Researchers in the Wu Tsai Human Performance Alliance are integrating the technology into training footwear to provide a data-driven approach to improving athletic performance
Shear forces — unaligned forces pushing one part of the body in one direction, and another part of the body in the opposite direction — can lead to injuries and other problems for athletes. Shear sensors can provide measurements that may be a useful feedback mechanism for improving performance among athletes. A collaborative group of researchers at the University of Oregon’s Phil and Penny Knight Campus for Accelerating Scientific Impact, Bowerman Sports Science Center, and Sport Product Design Program teamed up under the Wu Tsai Human Performance Alliance at Oregon to develop an innovative new wearable sensor for measuring shear forces.
The new technology, an optical-based sensor, which measures shear strain based on the relative change in light of different wavelengths reflected from a surface of unique color pattern, is the subject of a new paper appearing in the March 2022 edition of the journal Sensors and Actuators.
“Wearable shear force sensors can provide real-time quantitative feedback to athletes and coaches,” said Michael McGeehan, the lead author on the paper and a postdoctoral scholar in the Knight Campus. “Integrating these sensors into training footwear could provide a data-driven approach to improve athletic performance.”

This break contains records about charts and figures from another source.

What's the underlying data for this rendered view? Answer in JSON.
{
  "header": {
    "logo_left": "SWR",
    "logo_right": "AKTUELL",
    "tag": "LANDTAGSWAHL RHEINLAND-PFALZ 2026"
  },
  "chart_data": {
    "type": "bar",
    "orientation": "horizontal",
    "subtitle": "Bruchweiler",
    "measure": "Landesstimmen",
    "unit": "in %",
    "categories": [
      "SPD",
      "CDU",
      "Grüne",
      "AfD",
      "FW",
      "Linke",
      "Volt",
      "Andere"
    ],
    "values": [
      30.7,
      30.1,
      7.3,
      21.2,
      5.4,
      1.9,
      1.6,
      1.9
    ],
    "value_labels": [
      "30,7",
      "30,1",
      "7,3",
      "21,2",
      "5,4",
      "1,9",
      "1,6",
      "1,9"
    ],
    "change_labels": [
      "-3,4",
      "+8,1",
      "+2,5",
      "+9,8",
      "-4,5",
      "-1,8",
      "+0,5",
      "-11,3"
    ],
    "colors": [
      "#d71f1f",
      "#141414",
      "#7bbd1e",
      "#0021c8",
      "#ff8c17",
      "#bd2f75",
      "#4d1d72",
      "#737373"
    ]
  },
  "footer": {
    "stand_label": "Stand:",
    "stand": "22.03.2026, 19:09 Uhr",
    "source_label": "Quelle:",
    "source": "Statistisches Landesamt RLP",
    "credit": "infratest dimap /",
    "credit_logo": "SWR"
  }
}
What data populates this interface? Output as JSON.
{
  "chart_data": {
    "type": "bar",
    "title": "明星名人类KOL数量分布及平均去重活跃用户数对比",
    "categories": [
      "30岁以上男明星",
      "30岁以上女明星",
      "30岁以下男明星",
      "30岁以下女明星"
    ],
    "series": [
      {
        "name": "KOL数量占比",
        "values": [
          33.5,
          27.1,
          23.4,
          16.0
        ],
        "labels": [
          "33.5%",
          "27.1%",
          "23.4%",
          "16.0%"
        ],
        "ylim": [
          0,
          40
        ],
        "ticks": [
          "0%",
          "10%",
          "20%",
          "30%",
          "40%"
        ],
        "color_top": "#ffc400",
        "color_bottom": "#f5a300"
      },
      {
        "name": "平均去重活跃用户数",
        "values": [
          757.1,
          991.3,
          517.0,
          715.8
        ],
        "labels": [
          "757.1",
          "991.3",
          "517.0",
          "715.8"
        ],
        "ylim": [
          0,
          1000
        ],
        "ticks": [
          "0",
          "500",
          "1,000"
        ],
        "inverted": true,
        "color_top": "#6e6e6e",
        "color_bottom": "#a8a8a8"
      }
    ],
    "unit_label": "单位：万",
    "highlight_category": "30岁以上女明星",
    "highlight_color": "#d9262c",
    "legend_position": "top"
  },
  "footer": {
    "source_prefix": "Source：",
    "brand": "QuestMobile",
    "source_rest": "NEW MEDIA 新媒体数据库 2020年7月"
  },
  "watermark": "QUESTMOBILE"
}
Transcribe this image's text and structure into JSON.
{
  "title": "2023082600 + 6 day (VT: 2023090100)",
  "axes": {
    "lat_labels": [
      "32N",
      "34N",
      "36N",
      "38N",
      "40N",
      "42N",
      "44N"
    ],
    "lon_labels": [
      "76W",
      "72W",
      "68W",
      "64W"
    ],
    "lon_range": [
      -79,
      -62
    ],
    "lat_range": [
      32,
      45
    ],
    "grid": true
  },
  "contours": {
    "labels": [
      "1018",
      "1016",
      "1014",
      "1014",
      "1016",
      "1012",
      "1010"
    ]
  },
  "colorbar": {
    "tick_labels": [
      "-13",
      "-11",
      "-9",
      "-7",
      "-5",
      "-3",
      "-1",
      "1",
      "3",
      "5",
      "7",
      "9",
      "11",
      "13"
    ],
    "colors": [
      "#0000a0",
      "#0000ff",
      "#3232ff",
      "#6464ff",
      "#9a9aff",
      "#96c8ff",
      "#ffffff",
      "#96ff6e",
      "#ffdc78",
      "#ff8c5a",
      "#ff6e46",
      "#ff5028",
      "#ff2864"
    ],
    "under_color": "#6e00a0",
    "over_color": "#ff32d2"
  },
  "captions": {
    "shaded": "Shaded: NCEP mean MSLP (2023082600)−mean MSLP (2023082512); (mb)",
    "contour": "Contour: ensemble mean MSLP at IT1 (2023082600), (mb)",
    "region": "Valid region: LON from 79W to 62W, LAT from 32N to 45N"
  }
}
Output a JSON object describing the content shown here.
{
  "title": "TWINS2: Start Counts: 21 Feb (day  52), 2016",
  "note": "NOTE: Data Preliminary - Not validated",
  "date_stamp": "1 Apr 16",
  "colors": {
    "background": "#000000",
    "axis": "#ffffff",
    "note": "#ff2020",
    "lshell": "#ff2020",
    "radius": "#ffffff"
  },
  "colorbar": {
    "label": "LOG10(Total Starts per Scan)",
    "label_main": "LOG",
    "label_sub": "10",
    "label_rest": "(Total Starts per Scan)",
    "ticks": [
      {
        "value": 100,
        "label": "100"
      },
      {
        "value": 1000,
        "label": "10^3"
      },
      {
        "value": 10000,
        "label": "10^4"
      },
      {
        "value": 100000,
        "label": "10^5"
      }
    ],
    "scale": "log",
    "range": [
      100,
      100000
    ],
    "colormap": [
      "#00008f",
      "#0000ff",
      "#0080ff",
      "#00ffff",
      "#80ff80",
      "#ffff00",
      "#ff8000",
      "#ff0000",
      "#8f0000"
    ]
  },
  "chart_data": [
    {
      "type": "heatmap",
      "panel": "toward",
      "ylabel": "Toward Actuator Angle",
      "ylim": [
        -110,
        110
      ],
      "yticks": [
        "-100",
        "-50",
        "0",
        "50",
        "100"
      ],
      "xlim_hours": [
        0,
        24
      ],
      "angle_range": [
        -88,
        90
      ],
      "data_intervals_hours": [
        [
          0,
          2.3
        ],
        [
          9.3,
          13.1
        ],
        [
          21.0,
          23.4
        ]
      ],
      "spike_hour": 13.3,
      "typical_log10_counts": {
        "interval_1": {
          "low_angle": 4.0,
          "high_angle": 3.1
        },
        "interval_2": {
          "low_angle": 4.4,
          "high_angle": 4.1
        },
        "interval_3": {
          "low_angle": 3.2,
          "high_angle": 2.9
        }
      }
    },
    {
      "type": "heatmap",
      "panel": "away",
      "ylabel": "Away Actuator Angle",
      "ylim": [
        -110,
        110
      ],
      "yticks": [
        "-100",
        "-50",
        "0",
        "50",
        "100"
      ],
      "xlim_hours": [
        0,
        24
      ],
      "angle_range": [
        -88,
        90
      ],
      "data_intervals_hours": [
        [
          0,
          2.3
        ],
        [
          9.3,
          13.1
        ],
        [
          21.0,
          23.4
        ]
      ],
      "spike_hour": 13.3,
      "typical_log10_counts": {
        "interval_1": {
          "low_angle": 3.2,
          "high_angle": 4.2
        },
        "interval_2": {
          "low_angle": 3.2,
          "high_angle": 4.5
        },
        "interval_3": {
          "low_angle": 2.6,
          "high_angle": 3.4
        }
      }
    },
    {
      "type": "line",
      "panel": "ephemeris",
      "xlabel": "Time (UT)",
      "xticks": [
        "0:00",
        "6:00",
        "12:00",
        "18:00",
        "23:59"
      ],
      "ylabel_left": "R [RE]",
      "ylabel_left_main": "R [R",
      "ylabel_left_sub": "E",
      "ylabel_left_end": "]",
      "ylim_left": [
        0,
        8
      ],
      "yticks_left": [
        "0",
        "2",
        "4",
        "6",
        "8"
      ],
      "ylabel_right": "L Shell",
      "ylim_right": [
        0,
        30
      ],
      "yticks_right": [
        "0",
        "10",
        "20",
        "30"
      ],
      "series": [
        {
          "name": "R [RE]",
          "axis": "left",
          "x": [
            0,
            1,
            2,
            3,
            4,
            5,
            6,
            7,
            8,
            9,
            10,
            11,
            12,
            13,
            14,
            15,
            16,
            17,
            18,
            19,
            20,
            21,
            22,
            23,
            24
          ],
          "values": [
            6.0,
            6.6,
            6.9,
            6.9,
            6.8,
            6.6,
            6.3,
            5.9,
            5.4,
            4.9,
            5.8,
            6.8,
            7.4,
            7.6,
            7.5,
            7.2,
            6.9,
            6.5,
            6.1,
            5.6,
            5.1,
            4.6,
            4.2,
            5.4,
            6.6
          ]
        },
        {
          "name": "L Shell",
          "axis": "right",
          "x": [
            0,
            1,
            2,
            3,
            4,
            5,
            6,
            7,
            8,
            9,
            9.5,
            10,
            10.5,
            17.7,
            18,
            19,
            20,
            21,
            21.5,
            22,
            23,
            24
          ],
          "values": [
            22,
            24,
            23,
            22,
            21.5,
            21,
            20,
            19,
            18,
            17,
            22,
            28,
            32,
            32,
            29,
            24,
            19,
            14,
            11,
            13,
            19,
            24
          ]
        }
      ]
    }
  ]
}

Importantly, McGeehan says, the new sensing technique presented in the paper allows determination of directionality of shear measurements, overcoming a major limitation of other optical-based shear sensors. These properties — along with its small size, low-cost, and scalable design — support the use of this sensor and sensing paradigm for a variety of biomedical and robotics applications.
Contributing authors on the paper included Michael Hahn, an associate professor in the Department of Human Physiology and the director of the Bowerman Sports Science Center; Salil Karipott, a postdoctoral scholar in the Knight Campus; Keat Ghee Ong, a professor in the Knight Campus; and Maryam Shuaib, an undergraduate researcher and research assistant in the Ong Lab.
This work was supported by the Wu Tsai Human Performance Alliance and the Joe and Clara Tsai Foundation.